Medulloblastoma is the most common malignant pediatric brain tumor. While current treatments have improved survival, survivors face high risk of recurrence and significant long-term quality of life issues. These side effects result from a failure of the current treatment approaches to target tumor cells and spare the normal brain of young patients. Thus, targeted therapies are desperately needed. However, this requires a better understanding of disease biology and the identification of disease-specific molecular events. Medulloblastomas arise from a developmental imbalance between proliferation and neuronal differentiation in cerebellar progenitor cells. Medulloblastomas often show abnormally high expression of the RE1 Silencing Transcription Factor (REST), a repressor of neuronal differentiation. REST expression is associated with blockade of neuronal differentiation and a poor prognostic significance for patients. The requirement for REST in medulloblastoma progression and maintenance was shown in murine orthotopic models. However, mechanistic details were lacking. REST was recently implicated in the control of cell proliferation in medulloblastoma and in cerebellar progenitor cells. An increase in REST expression facilitated excessive degradation of the cyclin dependent kinase inhibitor (CDKI) p27 in tumor cells by repressing the transcription of a novel p27-specific deubiquitylase, USP37. The expression of p27 was significantly correlated with USP37 and REST in human medulloblastoma samples. Constitutive expression of wild type USP37, but not a catalytically inactive mutant rescued defects in p27 behavior, blocked proliferation and promoted neuronal differentiation in medulloblastoma cells. These data not only link REST to p27 and the control of cell proliferation in vitro, but also implicate USP37 in this process. The current application will study this newly identified pathway in deregulation of cell proliferation and tumor development in mouse models. The overall hypothesis of this proposal is that REST-mediated repression of USP37 and the consequent decline in p27 levels contributes to medulloblastoma development by causing a failure of cell cycle exit and perturbing the balance between cell proliferation and neuronal differentiation.

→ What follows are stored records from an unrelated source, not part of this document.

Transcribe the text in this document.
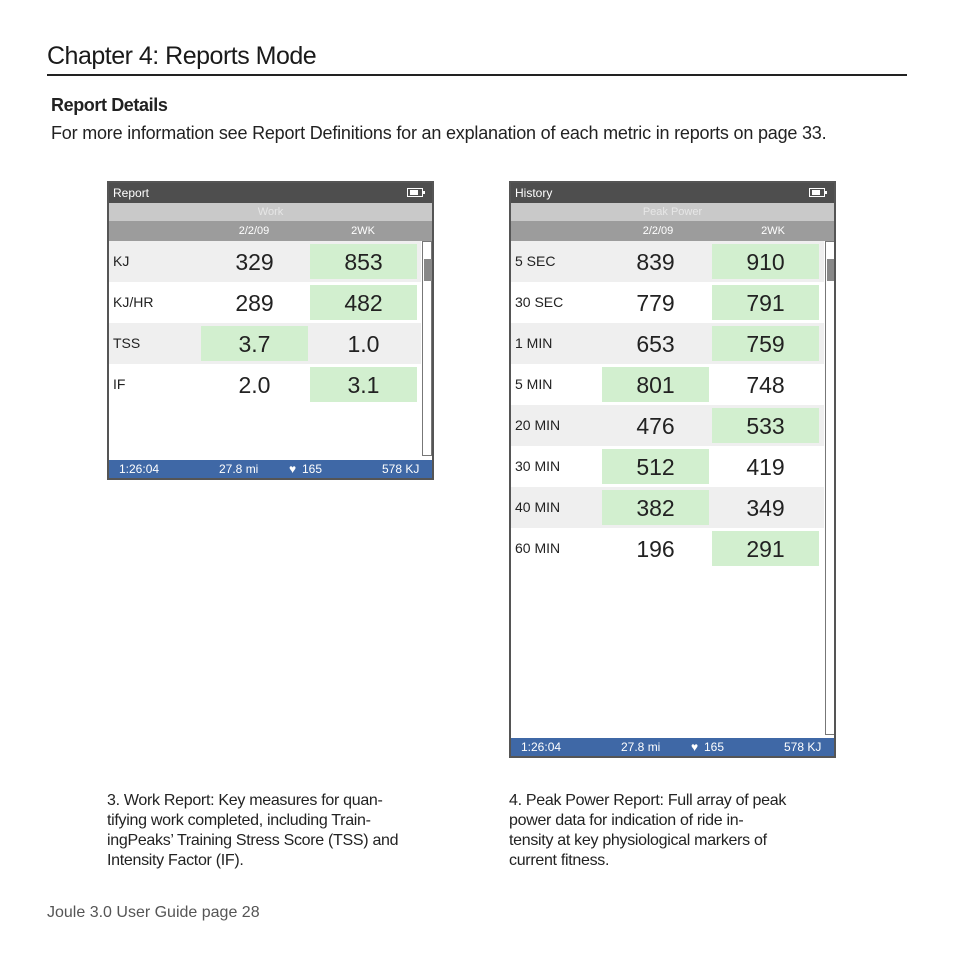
Chapter 4: Reports Mode
Report Details
For more information see Report Definitions for an explanation of each metric in reports on page 33.
Report
Work
2/2/09	2WK
KJ	329	853
KJ/HR	289	482
TSS	3.7	1.0
IF	2.0	3.1
1:26:04	27.8 mi	♥ 165	578 KJ
History
Peak Power
2/2/09	2WK
5 SEC	839	910
30 SEC	779	791
1 MIN	653	759
5 MIN	801	748
20 MIN	476	533
30 MIN	512	419
40 MIN	382	349
60 MIN	196	291
1:26:04	27.8 mi	♥ 165	578 KJ
3. Work Report: Key measures for quan-
tifying work completed, including Train-
ingPeaks’ Training Stress Score (TSS) and
Intensity Factor (IF).
4. Peak Power Report: Full array of peak
power data for indication of ride in-
tensity at key physiological markers of
current fitness.
Joule 3.0 User Guide page 28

Aim1 of the proposed studies will determine if REST and USP37 are important for loss of proliferative control and tumor formation in mice with p27- deficiency.
Aim 2, will assess if p27 is necessary and sufficient for USP37-dependent brake on cell proliferation and tumor development.
Aim 3 will examine the mechanism by which REST controls USP37 transcription. These studies will provide a better understanding of the newly identified relationship between REST, USP37 and p27 in the control of cell proliferation and medulloblastoma development and set the stage for future therapeutic targeting of this pathway.
REST is a transcriptional repressor of neuronal differentiation genes. Its aberrant expression in medulloblastoma blocks neuronal differentiation and promotes uncontrolled proliferation. The proposed experiments will study contribution of the novel REST-USP37-p27 connection to medulloblastoma cell proliferation and tumorigenesis.